I do not want a repeat of last week so I am intent on doing everything right this time and that means that I have to leave the house by twelve-fifteen at the latest. And before I leave I have to eat breakfast (another thing I didn‘t do last week) and drink at least one glass of water--more if I have coffee too. I need to fill a water bottle--which I will probably do before I go to bed so I can stick it in the fridge. And then I need to remember that this walk is not intended to be aerobic. I am already behind the game though as I did not get my shower and shampoo done before my mother-in-law went to bed which means that my best option is to lay down early--like before four instead of closer to six and failing that, get it done before I lay down which would mean going to bed with a wet head. I still have to prepare the returning books and there are a few I want to spend a little more time with--as always.
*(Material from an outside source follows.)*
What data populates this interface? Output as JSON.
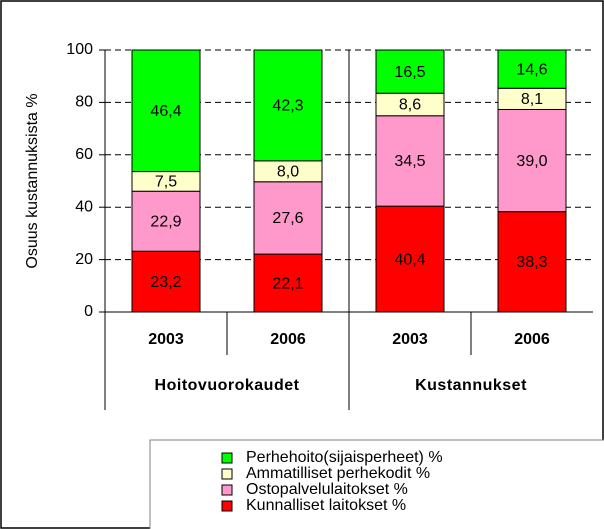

Which means I should be wrapping this up. It is after 1AM and I started this about 11PM in the hopes of knocking off a quick post about what I’ve been reading this week and then get on line shortly after midnight when it becomes possible for me to renew the library items up for renewal and find out what is waiting for me. But once again I went off on tangents. I do that so often I might as well expect it. I used to abandon these efforts--not delete them, just not post them and leave them sitting for future cannibalizations. But I am trying to be a little less persnickety. This is an informal forum and this post is definitely on this blog’s stated theme and is an accurate reflection of what is on my mind right now.

3 tell me a story:

Jamie 6/24/2006 5:09 PM  

The heat can be torture for the living. Water is the key and to also take things slowly. That is what I have learned.

Anonymous,  6/25/2006 10:21 AM  

I can understand your heat problems since I live just south of you and have more problems with that and to make things worst no library hours on Friday.


I know you love freedom, but please consider whether or not you have locked yourself into a cage with the one-eyed monster? (TV) Everyone has tastes and I am not belittling yours for Dr. Phil and Oprah (I love her book club selections)but having some tv program making demands on my schedule seems a bit odd to me--just something to consider.

Joy Renee 6/27/2006 5:04 AM  

anon

I don't disagree. As I said, my priorities are a bit cockeyed sometimes. Events like this one force me to reassess. But that very ability to reassess was not part of my repertoire before I learned how to think for myself. I credit both Dr. Phil and Oprah for giving me some of the tools with which I learned how to think and rethink. Thus my 'taste' for their shows. But I don't always agree with everything they say and do. But then, they were also among those who taught me that it is OK to disagree with authority figures. Not only OK but often necessary.